Voici concrètement les étapes principales qui expliquent comment ça se passe.

Le processus est rodé, et suit un protocole précis et souple. Je m’adapte complètement à vos besoins, et à chaque étape, on décide ensemble de la suite.

Premier contact

Le premier contact est généralement téléphonique. Ce contact complètement gratuit permet de comprendre votre projet et vos interrogations.

Je vous poses des questions afin de mieux comprendre votre projet et où vous en êtes dans votre réflexion, ou peut-être dans vos travaux. En effet, j’accompagne aussi des personnes qui n’ont pas démarré avec un maître d’œuvre mais qui rencontrent trop de soucis au fil des travaux : je prends donc le chantier en cours de route.

Tout ça (vos envie, vos questions, …), on le survole lors de cet appel qui dure entre 15 et 30 minutes. On peut aussi discuter par mail si vous voulez le temps de la réflexion entre chaque échange.

Si vous décidez de faire appel à moi, je vous enverrai un questionnaire précis qui permettra de préparer notre premier rendez-vous.

On va prendre un exemple pour illustrer le processus. Paul et Ségolène veulent acheter un studio au centre de Montpellier dans un immeuble en co-propriété pour leur enfant qui sera peut-être étudiant dans quelques années. Ils ont un bien en vue, ils pensent pouvoir le financer, et ont une idée assez précise du résultat final.

Premier rendez-vous

Lors de notre échange téléphonique, on a décidé de se rencontrer, pour travailler sur votre projet.

Ce premier rendez-vous va poser les bases. Si le projet est d’envergure, il faudra sûrement se voir ou se rappeler plusieurs fois. C’est à ce moment qu’on va définir les grosses lignes du projet.

À l’issue de ces échanges, le projet est presque prêt à lancer. On est passé de vos rêves à votre projet, en adéquation avec la réalité et vos envies. Cette étape est importante, car c’est elle qui fera la réussite de votre projet.

Après réflexion, il s’avère que penser l’appartement pour leur fils est peut-être aliénant : si Nicolas avait envie d’aller ailleurs, peut-être n’oserait-il pas. Ou bien peut-être préférera-t-il être en colloc avec ses camarades. Donc les contraintes sont un peu différentes par rapport à l’idée de départ : désormais, on va préparer un logement étudiant, et non un logement pour leur enfant.

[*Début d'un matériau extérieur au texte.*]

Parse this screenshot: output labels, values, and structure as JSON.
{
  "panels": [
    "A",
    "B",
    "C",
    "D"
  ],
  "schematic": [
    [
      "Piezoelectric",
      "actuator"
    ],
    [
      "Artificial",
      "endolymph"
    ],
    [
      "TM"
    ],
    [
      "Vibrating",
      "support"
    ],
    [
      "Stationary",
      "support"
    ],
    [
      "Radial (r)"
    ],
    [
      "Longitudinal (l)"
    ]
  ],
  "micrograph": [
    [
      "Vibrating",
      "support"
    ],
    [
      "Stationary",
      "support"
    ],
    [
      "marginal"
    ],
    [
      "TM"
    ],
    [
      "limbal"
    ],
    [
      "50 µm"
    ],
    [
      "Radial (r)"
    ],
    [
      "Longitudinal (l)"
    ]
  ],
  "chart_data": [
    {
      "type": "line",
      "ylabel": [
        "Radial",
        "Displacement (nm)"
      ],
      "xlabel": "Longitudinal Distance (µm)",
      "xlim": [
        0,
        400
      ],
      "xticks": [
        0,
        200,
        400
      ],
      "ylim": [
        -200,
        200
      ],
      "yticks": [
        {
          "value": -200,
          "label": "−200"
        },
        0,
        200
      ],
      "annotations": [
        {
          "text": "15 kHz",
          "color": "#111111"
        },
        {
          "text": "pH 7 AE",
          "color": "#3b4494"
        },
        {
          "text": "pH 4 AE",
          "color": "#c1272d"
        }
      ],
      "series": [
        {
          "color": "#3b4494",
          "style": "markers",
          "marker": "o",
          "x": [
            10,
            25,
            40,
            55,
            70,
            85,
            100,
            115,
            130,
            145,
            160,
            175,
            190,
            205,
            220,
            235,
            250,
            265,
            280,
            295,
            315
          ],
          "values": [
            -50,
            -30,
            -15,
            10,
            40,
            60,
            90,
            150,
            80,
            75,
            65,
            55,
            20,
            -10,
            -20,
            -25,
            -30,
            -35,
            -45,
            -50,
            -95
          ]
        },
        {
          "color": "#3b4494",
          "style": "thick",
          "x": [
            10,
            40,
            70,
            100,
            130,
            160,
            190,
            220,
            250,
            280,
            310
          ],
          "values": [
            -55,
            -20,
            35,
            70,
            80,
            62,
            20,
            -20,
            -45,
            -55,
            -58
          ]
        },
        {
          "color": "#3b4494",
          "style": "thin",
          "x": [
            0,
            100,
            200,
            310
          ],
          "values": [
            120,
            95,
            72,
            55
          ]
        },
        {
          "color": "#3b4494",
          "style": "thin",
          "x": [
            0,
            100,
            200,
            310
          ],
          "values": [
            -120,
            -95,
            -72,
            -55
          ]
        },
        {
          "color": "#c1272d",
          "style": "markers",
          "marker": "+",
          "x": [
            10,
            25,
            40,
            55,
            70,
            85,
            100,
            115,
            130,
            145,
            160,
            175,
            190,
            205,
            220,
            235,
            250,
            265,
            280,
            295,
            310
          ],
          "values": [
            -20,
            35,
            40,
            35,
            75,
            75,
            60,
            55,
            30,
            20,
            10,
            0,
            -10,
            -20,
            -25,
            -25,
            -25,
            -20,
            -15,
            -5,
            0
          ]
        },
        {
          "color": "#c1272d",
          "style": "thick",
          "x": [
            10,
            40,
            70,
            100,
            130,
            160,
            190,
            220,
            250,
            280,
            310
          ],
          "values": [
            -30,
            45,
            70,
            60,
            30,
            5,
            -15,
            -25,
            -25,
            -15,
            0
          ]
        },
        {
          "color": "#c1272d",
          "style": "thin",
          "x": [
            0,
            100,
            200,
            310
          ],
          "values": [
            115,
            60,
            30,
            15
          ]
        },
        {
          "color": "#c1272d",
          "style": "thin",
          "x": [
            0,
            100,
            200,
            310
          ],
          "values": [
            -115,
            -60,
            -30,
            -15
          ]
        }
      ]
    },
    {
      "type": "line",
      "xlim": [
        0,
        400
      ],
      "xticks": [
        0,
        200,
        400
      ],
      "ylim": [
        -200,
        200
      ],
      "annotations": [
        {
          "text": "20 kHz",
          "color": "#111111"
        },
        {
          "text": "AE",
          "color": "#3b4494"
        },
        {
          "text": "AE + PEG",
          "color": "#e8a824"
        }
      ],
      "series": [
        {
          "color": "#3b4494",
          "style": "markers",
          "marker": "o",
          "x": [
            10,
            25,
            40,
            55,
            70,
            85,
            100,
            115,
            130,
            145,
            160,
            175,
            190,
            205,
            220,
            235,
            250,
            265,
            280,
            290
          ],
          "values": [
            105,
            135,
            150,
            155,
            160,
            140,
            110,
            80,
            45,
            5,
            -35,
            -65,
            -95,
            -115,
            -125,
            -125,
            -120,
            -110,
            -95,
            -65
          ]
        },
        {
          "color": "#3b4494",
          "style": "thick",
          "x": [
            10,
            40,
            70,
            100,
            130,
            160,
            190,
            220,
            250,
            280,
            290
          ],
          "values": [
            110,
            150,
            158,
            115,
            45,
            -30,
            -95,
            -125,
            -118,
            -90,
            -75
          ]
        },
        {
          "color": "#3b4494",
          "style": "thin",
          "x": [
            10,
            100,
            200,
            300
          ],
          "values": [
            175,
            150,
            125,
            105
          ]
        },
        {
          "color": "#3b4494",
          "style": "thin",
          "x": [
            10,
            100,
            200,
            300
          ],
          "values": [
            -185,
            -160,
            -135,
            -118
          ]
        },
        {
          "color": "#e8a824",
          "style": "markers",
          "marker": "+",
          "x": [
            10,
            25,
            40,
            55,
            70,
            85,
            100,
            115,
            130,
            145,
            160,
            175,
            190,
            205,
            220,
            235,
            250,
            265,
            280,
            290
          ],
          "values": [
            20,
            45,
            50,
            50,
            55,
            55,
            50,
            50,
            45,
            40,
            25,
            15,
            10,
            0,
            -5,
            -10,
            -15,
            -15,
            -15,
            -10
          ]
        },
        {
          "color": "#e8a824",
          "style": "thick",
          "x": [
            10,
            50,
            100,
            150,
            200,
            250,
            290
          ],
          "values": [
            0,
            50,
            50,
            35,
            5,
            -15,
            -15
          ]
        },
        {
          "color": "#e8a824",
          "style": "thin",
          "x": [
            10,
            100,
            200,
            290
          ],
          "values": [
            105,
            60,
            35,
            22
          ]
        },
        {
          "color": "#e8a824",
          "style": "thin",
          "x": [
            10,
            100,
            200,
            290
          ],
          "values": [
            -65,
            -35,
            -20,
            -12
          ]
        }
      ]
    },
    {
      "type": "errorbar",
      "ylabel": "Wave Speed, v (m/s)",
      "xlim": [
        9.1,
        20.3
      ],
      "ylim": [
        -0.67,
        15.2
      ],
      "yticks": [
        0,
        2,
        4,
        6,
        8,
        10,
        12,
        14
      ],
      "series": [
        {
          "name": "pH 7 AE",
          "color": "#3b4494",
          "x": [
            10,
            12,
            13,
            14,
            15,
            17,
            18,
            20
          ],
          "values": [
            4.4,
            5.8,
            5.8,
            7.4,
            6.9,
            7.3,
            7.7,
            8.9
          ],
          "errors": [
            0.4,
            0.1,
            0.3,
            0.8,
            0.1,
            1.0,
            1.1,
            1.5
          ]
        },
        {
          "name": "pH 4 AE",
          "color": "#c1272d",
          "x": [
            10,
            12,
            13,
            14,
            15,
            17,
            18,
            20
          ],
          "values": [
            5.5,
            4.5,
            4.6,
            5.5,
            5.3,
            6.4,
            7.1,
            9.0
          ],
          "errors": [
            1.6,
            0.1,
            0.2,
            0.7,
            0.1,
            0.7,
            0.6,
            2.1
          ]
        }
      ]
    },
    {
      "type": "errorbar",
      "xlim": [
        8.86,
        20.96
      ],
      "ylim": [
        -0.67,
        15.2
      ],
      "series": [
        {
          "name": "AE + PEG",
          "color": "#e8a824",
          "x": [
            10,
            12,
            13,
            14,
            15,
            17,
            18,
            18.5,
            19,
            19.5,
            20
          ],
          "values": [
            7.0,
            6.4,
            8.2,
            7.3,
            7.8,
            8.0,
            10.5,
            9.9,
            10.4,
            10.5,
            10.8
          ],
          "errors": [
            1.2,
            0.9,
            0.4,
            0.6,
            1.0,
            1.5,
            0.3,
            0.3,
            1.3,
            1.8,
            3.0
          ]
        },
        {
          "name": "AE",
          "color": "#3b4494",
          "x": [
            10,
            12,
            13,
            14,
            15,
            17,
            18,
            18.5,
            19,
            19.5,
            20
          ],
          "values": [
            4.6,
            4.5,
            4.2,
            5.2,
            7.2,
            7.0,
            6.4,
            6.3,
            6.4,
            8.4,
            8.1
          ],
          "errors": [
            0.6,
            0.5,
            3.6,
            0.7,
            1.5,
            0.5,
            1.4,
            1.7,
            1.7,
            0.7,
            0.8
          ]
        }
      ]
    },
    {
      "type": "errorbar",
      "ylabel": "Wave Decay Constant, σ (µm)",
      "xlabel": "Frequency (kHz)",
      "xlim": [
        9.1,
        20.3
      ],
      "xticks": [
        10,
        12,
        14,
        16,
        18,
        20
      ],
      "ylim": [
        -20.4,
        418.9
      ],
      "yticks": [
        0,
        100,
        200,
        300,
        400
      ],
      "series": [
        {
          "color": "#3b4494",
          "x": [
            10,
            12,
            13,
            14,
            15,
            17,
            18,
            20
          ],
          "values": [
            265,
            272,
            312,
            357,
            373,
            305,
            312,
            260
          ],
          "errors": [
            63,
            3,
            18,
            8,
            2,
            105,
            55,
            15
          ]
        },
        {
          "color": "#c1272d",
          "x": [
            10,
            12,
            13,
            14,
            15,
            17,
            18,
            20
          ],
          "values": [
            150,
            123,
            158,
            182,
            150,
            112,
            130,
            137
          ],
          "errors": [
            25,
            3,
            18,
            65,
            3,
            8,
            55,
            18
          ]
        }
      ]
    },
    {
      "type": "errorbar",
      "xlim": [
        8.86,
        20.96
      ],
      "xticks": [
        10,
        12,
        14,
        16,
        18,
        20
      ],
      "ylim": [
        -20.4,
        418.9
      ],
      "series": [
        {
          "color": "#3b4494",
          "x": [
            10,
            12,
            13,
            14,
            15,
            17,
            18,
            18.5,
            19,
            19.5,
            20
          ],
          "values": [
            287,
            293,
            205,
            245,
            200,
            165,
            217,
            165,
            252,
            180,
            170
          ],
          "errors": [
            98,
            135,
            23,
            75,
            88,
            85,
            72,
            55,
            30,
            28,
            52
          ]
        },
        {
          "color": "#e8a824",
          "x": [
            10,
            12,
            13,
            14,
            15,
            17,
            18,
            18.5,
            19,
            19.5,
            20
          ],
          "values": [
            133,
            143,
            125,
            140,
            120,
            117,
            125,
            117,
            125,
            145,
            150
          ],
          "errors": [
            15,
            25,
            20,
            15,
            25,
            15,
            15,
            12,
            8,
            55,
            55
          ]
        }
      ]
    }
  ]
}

Il faut donc penser à l’usure prématurée potentielle liée à la vie étudiante, penser au confort du jeune (facile à nettoyer, chauffer, maintenir en état, …). On pousse même la réflexion à regarder les loyers de biens équivalant, et même le prix de revente.

Ségolène et Paul n’avaient pas pris en compte dans leur financement les charges de co-propriété : une visite sur place permettra de savoir si des travaux prochains sont à prévoir. Le couple ayant décidé de faire appel à mes services pour l’intégralité du chantier, je me propose de contacter le syndic gracieusement.

Suivant le type de chantier, il faut parfois faire intervenir des experts avant de se projeter comme un bureau d’étude structure, par exemple qui va valider si on doit refaire des planchers ou pas, ou un toit : un maçon qui va refaire un plancher engage sa garantie décennale, et s’il est sérieux, il n’engagera pas de travaux de structure (en rénovation) sans l’aval du bureau d’étude.

Les premiers documents

C’est parti ! À ce stade, vous avez fait votre part. Maintenant, il s’agit de faire un travail technique et indispensable pour estimer le coût des travaux : le DQE et/ou le CTTP. Qu’est ce donc ?

Le DQE, c’est le détail quantitatif estimatif. On mesure, on calcule, et pour chaque surface, chaque longueur, on met des matériaux : x m² de plaques de plâtre, x m² de carrelage, x interrupteurs, … Ce travail de précision est facultatif pour des petits projets, mais indispensables pour des projets d’envergures. C’est grâce au DQE qu’on va pouvoir mettre des prix avant même de contacter les artisans. On sait que pour x m² de plaques de plâtre isolée en 40 mm il faut un certain nombre d’heures de travail et une certaine quantité de matériaux. On multiplie, on additionne, et on estime combien ça va coûter.

Le CCTP, c’est le cahier des clauses techniques particulières. Comme le DQE il n’est pas obligatoire, mais donne un déroulé précis des travaux, poste par poste, incluant la mise en œuvre et les matériaux. Ça permet à la plupart des artisans de faire un devis sans venir sur le chantier : c’est un avantage car les artisans sont souvent débordés et gagner 2 heures sur leur planning aide à la négociation. En plus, ce document sert de feuille de route tout au long des travaux.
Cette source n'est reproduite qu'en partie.